A German court has ruled that some chronic-pain sufferers may cultivate their own cannabis. Five people brought the complaint after the Federal Institute for Drugs and Medical Devices refused them permission to do so.
Helping to settle a long-running debate on the legality of medical marijuana in Germany, the administrative court in the western city of Cologne ruled on Tuesday that the Federal Institute for Drugs and Medical Devices (BfArM) must reconsider three of the requests by patients to grow their own that it had rejected. Though the plaintiffs all had permits to buy and consume cannabis for therapeutic purposes, they wanted to cultivate their own because they could not afford to purchase marijuana and their health insurance did not cover it.
On Tuesday, the court ruled that three of the plaintiffs had met the requirements to produce the drug, calling it "sufficiently certain" that third parties would not be able to access the plants and products.
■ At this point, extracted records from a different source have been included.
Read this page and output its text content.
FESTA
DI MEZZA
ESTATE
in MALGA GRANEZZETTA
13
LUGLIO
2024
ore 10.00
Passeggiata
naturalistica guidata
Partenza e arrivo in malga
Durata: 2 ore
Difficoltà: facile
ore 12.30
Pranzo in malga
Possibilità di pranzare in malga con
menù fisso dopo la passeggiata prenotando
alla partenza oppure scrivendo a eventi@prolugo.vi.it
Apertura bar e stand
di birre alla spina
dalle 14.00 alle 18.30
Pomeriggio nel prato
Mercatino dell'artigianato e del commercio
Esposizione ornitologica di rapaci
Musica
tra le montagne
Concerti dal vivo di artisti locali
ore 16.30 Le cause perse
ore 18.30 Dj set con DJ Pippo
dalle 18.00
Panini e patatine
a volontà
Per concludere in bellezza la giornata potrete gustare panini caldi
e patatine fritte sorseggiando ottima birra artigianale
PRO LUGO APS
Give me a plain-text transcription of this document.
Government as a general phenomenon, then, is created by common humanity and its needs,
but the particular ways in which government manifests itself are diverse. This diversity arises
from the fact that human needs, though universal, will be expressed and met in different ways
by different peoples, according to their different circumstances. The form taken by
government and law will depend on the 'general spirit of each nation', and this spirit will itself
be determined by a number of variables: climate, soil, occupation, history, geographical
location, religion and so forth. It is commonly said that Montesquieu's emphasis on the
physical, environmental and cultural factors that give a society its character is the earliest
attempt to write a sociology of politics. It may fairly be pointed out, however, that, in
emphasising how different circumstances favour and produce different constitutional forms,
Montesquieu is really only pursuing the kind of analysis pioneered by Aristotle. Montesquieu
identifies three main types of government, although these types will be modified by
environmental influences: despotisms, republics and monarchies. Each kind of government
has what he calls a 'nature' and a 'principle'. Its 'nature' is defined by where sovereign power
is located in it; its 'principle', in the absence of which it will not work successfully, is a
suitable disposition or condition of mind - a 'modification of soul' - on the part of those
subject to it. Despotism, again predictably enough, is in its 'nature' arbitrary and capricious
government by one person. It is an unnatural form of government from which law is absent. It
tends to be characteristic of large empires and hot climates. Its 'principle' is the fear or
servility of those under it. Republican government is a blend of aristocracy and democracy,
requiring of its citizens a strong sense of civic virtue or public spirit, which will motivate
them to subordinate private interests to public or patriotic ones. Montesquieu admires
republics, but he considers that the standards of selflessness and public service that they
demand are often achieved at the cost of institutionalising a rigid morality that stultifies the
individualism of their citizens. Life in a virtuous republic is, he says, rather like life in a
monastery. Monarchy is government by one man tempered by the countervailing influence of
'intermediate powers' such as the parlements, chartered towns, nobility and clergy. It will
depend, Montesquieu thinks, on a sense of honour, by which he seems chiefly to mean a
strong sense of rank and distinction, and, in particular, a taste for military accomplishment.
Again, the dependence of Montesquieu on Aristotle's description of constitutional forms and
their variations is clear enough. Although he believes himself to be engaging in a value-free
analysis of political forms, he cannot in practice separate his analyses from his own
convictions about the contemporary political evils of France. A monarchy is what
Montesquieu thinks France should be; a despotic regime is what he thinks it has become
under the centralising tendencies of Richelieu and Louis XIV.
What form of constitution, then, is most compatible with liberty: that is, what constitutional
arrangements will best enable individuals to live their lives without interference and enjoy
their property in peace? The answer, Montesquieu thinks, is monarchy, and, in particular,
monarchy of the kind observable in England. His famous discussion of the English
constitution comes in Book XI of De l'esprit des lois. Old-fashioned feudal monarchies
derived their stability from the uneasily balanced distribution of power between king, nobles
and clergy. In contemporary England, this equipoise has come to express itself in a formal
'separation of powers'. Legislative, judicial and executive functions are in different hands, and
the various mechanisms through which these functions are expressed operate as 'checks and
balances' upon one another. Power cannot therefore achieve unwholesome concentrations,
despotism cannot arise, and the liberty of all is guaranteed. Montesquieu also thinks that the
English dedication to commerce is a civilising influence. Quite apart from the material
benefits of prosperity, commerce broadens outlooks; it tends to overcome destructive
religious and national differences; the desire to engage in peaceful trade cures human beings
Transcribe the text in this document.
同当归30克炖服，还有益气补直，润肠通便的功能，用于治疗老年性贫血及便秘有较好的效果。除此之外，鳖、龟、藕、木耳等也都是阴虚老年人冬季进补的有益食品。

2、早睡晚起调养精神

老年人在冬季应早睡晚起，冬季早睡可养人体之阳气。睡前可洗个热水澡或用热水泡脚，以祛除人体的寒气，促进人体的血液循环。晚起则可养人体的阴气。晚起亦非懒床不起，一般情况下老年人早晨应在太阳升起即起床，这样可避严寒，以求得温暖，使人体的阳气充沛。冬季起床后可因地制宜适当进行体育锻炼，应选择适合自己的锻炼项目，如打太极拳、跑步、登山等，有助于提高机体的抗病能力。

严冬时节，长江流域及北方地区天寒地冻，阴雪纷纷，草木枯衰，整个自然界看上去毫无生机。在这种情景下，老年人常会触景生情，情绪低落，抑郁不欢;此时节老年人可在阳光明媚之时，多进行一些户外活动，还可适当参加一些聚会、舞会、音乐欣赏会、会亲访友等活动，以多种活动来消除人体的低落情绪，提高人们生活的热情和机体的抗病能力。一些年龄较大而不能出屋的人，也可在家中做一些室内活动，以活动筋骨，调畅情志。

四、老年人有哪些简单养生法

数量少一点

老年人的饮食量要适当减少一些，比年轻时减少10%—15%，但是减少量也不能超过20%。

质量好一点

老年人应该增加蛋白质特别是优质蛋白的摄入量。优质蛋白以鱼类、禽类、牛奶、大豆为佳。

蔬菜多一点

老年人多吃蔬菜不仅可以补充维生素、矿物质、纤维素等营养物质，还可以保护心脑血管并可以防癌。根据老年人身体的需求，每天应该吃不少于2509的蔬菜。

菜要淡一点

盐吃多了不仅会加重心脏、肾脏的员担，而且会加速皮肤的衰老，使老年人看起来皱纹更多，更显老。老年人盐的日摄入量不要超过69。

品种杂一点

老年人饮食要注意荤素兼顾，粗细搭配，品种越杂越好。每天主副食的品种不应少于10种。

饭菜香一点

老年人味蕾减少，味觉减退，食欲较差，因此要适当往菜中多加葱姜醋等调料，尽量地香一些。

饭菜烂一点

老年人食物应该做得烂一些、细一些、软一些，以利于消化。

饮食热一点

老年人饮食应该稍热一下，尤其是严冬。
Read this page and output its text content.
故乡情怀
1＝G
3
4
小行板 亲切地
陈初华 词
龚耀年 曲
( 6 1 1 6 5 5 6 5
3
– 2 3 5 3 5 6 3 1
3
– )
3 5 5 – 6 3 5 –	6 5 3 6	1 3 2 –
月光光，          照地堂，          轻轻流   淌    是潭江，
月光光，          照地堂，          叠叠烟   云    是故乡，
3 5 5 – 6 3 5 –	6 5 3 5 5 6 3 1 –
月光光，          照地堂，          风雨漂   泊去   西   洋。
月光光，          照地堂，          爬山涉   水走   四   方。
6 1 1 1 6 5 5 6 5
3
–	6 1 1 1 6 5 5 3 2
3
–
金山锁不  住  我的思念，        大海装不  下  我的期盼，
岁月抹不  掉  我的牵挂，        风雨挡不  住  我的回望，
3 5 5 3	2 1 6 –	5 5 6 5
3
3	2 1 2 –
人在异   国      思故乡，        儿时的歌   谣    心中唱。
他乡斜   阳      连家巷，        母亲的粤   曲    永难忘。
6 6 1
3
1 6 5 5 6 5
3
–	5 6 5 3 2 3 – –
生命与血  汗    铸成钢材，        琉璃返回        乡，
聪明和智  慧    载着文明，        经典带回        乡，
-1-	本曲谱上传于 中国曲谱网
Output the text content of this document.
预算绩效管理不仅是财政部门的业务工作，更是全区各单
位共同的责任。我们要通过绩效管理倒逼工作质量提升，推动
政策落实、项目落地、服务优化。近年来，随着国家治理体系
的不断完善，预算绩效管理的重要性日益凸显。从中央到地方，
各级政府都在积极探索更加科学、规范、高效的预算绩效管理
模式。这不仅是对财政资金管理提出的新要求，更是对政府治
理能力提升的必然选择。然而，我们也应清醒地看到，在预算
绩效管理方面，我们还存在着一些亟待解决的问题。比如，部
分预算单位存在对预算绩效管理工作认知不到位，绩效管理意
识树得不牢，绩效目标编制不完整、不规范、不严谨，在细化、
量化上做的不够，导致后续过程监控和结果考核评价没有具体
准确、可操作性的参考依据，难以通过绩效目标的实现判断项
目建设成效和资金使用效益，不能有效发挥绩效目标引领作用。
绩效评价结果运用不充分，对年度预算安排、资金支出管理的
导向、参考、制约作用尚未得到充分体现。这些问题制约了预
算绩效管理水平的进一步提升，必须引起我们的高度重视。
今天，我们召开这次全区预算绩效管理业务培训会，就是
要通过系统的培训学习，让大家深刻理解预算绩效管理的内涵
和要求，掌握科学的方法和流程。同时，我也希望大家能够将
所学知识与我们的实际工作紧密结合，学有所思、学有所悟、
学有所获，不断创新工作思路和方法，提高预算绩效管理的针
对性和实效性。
"Until now it has not been legal for anyone to grow cannabis at home, but these seriously ill people will now be allowed to," court spokeswoman Stefanie Seifert said, adding that it remained illegal for others.
"This is not a carte blanche for everyone to start growing cannabis at home," Seifert said. "They have to be seriously ill people for whom nothing else works other than cannabis."
Two complaints rejected
The court rejected the other two patients' complaints, the first because the judges did not believe that the patient could keep the medicinal cannabis away from unauthorized people and the second because they did not think the plaintiff had exhausted all other treatment options. In the ruling, the justices stressed the necessity of assessing whether individuals met the requirements to grow their own cannabis on an case-by-case basis.
The BfArM could still appeal the ruling, which came as many parts of the world have relaxed laws on recreational cannabis use and medicinal marijuana has gained popularity for easing suffering from cancer, glaucoma, HIV and AIDS, Hepatitis C, Parkinson's disease and other serious conditions. The question remains whether Germany could later follow suit.